Students are seeking not only real world experience, but also training, guidance and feedback in a learning-oriented environment. The following are guidelines that we expect of employers seeking an intern through the services of the Internship Program:

  • An employer (hosting organization) will comply with all federal, state statutes and college policies relating to nondiscrimination, including but not limited to discrimination on the basis of race, color or national origin, creed, religion, sex (including sexual harassment), sexual orientation or preference, gender identity and expressions, age, marital status, disability, Vietnam-era Veteran or other Protected Veteran.
  • Potential internship employers are encouraged to submit an internship proposal to our office.  The proposal will be reviewed by our staff to determine that it will meet the academic and professional needs of our students and that the internship will be conducted in an appropriate learning environment.  If the position does not meet our internal review process, we may suggest revisions to the internship or we may determine that we cannot post an internship.
  • The majority of the student’s time will be spent on entry-level professional work.   Strictly clerical work such as answering phones, filing, stuffing envelopes, etc. should be kept to a minimum.  Interns can not be asked to transport other employees or clients in their personal vehicles.

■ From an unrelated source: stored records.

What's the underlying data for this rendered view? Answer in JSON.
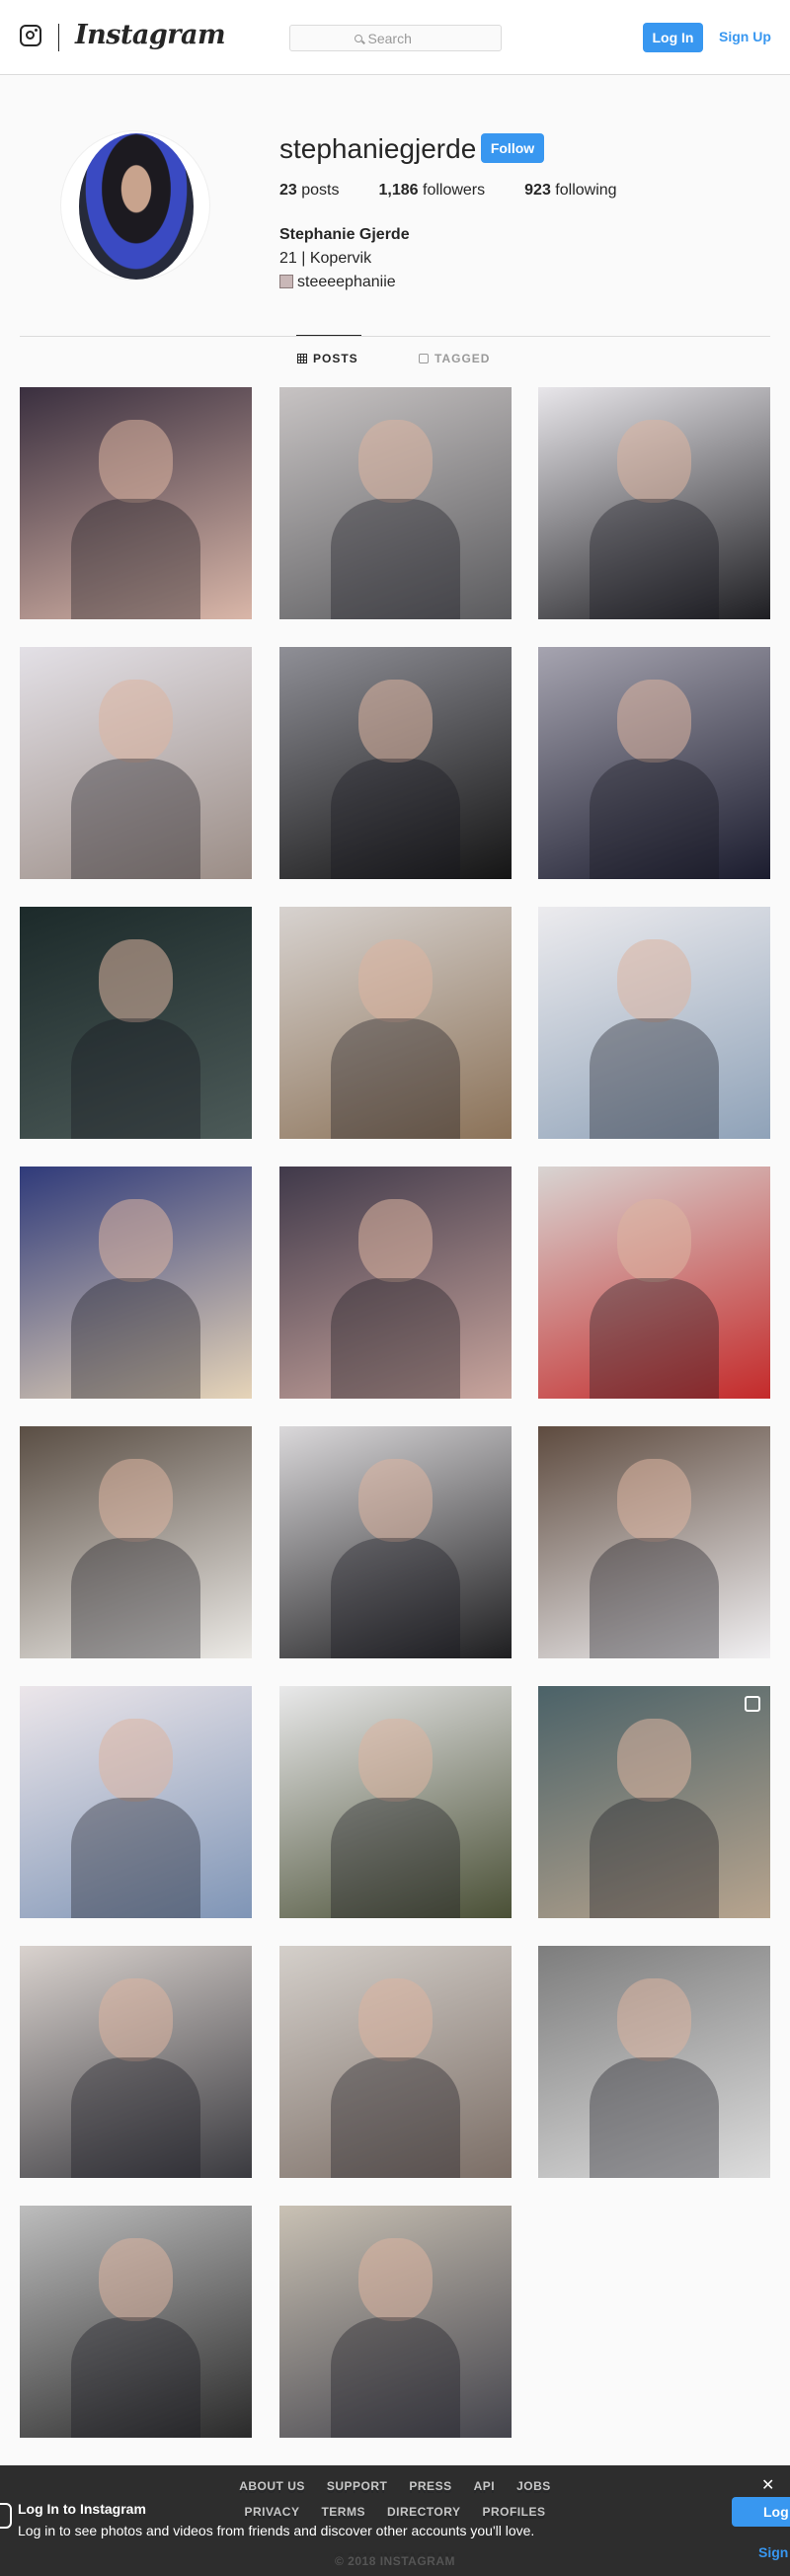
{
  "nav": {
    "wordmark": "Instagram",
    "search_placeholder": "Search",
    "login_label": "Log In",
    "signup_label": "Sign Up"
  },
  "profile": {
    "username": "stephaniegjerde",
    "follow_label": "Follow",
    "stats": [
      {
        "value": "23",
        "label": "posts"
      },
      {
        "value": "1,186",
        "label": "followers"
      },
      {
        "value": "923",
        "label": "following"
      }
    ],
    "full_name": "Stephanie Gjerde",
    "bio_line": "21 | Kopervik",
    "snapchat": "steeeephaniie"
  },
  "tabs": [
    {
      "label": "POSTS",
      "icon": "grid-icon",
      "active": true
    },
    {
      "label": "TAGGED",
      "icon": "tag-icon",
      "active": false
    }
  ],
  "posts": [
    {
      "colors": [
        "#3a2f3f",
        "#d9b6a8"
      ]
    },
    {
      "colors": [
        "#c7c3c3",
        "#5b5b5e"
      ]
    },
    {
      "colors": [
        "#e8e6ea",
        "#1e1e22"
      ]
    },
    {
      "colors": [
        "#e3e0e6",
        "#9b8d86"
      ]
    },
    {
      "colors": [
        "#8f8f96",
        "#151515"
      ]
    },
    {
      "colors": [
        "#a6a4b0",
        "#1b1c2e"
      ]
    },
    {
      "colors": [
        "#1c2a2a",
        "#4c5a58"
      ]
    },
    {
      "colors": [
        "#d7d2cf",
        "#8b7258"
      ]
    },
    {
      "colors": [
        "#ecebee",
        "#8fa2b8"
      ]
    },
    {
      "colors": [
        "#2f3a7a",
        "#e6d4b8"
      ]
    },
    {
      "colors": [
        "#40394a",
        "#c8a49c"
      ]
    },
    {
      "colors": [
        "#d8d4d2",
        "#c42a2a"
      ]
    },
    {
      "colors": [
        "#5a4e44",
        "#eceae6"
      ]
    },
    {
      "colors": [
        "#dad8da",
        "#1e1e20"
      ]
    },
    {
      "colors": [
        "#5e4b3f",
        "#f1f0f2"
      ]
    },
    {
      "colors": [
        "#ece6ea",
        "#7f95b6"
      ]
    },
    {
      "colors": [
        "#e9e9ea",
        "#4a5036"
      ]
    },
    {
      "colors": [
        "#4b6268",
        "#b7a48e"
      ],
      "carousel": true
    },
    {
      "colors": [
        "#d9d2ce",
        "#3a3a3f"
      ]
    },
    {
      "colors": [
        "#d4cfca",
        "#7b6e66"
      ]
    },
    {
      "colors": [
        "#7d7d7d",
        "#dcdcdc"
      ]
    },
    {
      "colors": [
        "#bdbdbd",
        "#2a2a2a"
      ]
    },
    {
      "colors": [
        "#c9c1b4",
        "#44444c"
      ]
    }
  ],
  "footer": {
    "row1": [
      "ABOUT US",
      "SUPPORT",
      "PRESS",
      "API",
      "JOBS"
    ],
    "row2": [
      "PRIVACY",
      "TERMS",
      "DIRECTORY",
      "PROFILES"
    ],
    "copyright": "© 2018 INSTAGRAM"
  },
  "banner": {
    "title": "Log In to Instagram",
    "text": "Log in to see photos and videos from friends and discover other accounts you'll love.",
    "login_label": "Log",
    "signup_label": "Sign",
    "close": "✕"
  }
}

  • The student will have access to training, guidance and feedback by an experienced professional in the student’s field.  We recommend meeting with your intern every week to review progress, answer questions, and provide feedback.

  • The student will have a placement for the semester or a period of time set in advance, contingent upon the student’s performance.
  • Paid internships are strongly recommended.  Even as learners, students can bring valuable skills and energy to your organization.  For-profit organizations who do not pay their interns should seek legal guidance to ensure that they are in compliance with the Fair Labor Standards Act.
  • If the internship is unpaid, the intern must be registered for academic credit and the employer must complete the Application for Academic Credit with the student at the beginning of the semester.
  • Academic credit for unpaid interns allows the university to cover most unpaid interns for worker’s compensation and liability insurance.  It can also help to ensure that the internship is documented as an educational experience for the benefit of the student.
  • Students in some majors may do paid internships for credit and the Application for Credit must also be completed.
  • The employer must be available for a site visit by the student’s internship coordinator or faculty advisor.
  • The employer will complete an evaluation form for the student at the end of each semester of employment.

  • An internship based in the employer’s home office will maintain a business atmosphere, including appropriate business hours, location for performance of duties, and attire.

It’s possible that an internship that does not meet each of these guidelines may be offered, but it will be considered on the basis of the majors requested, faculty requirements and the quality of the opportunity.  Please call our office at 303-615-1333 if you have any questions.

 

Cannabis Policy:

To ensure compliance with federal law, MSU Denver drug and alcohol policy and the Drug-Free Schools and Communities Act Amendments of 1989, the Classroom to Career Hub at MSU Denver will not support recruitment activity for employers in the cannabis industry where students may come into direct contact with marijuana products. Dispensaries (i.e. retail shops), cultivators or manufacturers of THC infused edibles are examples of businesses that directly work with marijuana, a federally illicit drug.

We recognize there are many businesses that provide ancillary support to the industry.  Such businesses may include, but are not limited to real estate leasing businesses, consumption device and consulting businesses, and marketing and public relations firms.  We will discuss recruiting options with these employers on a case-by-case basis and may post positions or offer recruiting services if the opportunity does not put a student or recent graduate in direct contact with marijuana products.  Credit for internships in these related industries will also be considered on a case-by-case basis.